TEE-tee-tuu YENG-kah

Skandia CD, track 5


Credible English Title "Birdcall" Schottische


Heritage See Background Information The music is Finnish, but the dance was taught in Seattle by a Swedish folk dance team.
U.S. Source U.S. source: As learned by Gordon E. Tracie in Seattle in July 1980 from members of Härningarna Folkdans Vänner, a Swedish folk dance team visiting in the United States (see Background Information).
Category Finnish mixer folk dance;
Motivation and application Recreational couple mixer;


Style: Staccato, Finnish minor mode.


Function Recreational couple mixer
Character and form Light, sprightly.
Footwork Parallel (all start on L foot schottische step).
Specific steps Schottische step (not the pattern, just 1, 2, 3, lift throughout).
Dance holds Skater's hold.  Ring hold.  M: shoulder hold.
Formation All dancers (partners not necessary at this stage) in a large ring, hands joined.



1 - 8

Dancers in ring hold, 8 schottische steps (just the 1, 2, 3, lift) to L (CW).

1 - 4

In ring hold, all dance 2 schottische steps forward in to the center of the circle, and 2 schottische steps backwards back to place.
5 - 8 M remain in place, and all W dance 2 schottische steps in to the center, and 2 schottische steps back to place, while M clap on the first counts of each of the 4 measures.
1 - 2 W remain in place, and M dance 2 schottische steps forward diagonally L in to the center, while W dance 2 schottische steps L and R in place.
3 - 8 Taking shoulder hold, M dance in a ring to the L (CW) with 6 more schottische steps, while W continue with L and R schottische steps more or less in place. On the last (8th) schottische step, M break the ring to find partners among the W.

9 - 16

Facing LOD (CCW) in skater’s hold (M on inside, W on outside, R arm over, L arm under), couples dance forward 8 schottische steps.

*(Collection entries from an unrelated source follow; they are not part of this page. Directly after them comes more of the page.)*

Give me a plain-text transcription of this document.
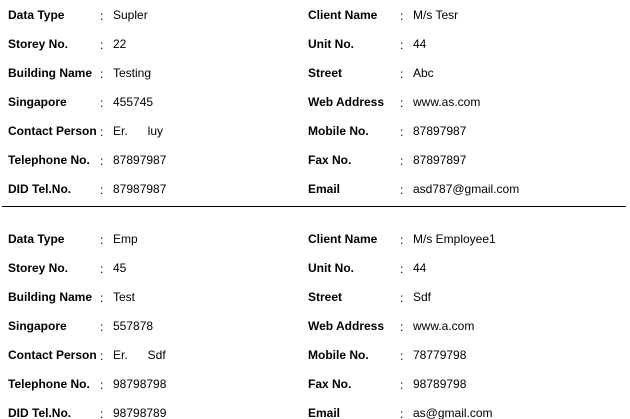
Data Type	: Supler	Client Name	: M/s Tesr
Storey No.	: 22	Unit No.	: 44
Building Name : Testing	Street	: Abc
Singapore	: 455745	Web Address	: www.as.com
Contact Person : Er.      luy	Mobile No.	: 87897987
Telephone No. : 87897987	Fax No.	: 87897897
DID Tel.No.	: 87987987	Email	: asd787@gmail.com
Data Type	: Emp	Client Name	: M/s Employee1
Storey No.	: 45	Unit No.	: 44
Building Name : Test	Street	: Sdf
Singapore	: 557878	Web Address	: www.a.com
Contact Person : Er.      Sdf	Mobile No.	: 78779798
Telephone No. : 98798798	Fax No.	: 98789798
DID Tel.No.	: 98798789	Email	: as@gmail.com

Note: Any extra W or M continue to stay in the ring as if they have a partner.

After the Chorus, the ring is re-formed to begin another Verse, but at a slightly faster tempo.

The Verse and Chorus are repeated until the end of the music.

Note to musicians: Because the Introduction occurs just once, the structure of the tune is AAAB the first time through only.  Thereafter the pattern is AAB, AAB, . . . .


This simple mixer in basic schottische rhythm was taught in Seattle in July of 1980 by the leader of Härningarna Folkdans Vänner, a Swedish folk dance team visiting the United States from Hedemora.  They called it "Tititi schottische." It was presumably learned by them either in Finland or from Finnish dancers.

The melody, which is very Finnish in character, was composed by the well-known old-time dance composer and orchestra leader, Orvokki Ramsi.  She called her tune "Ti-ti-tyy" after the song of the titmouse bird. Because it is a schottische rhythm, the full name of the melody (and hence the dance patterned after it) is "Ti-ti-tyy jenkka," jenkka being the native Finnish word for schottische.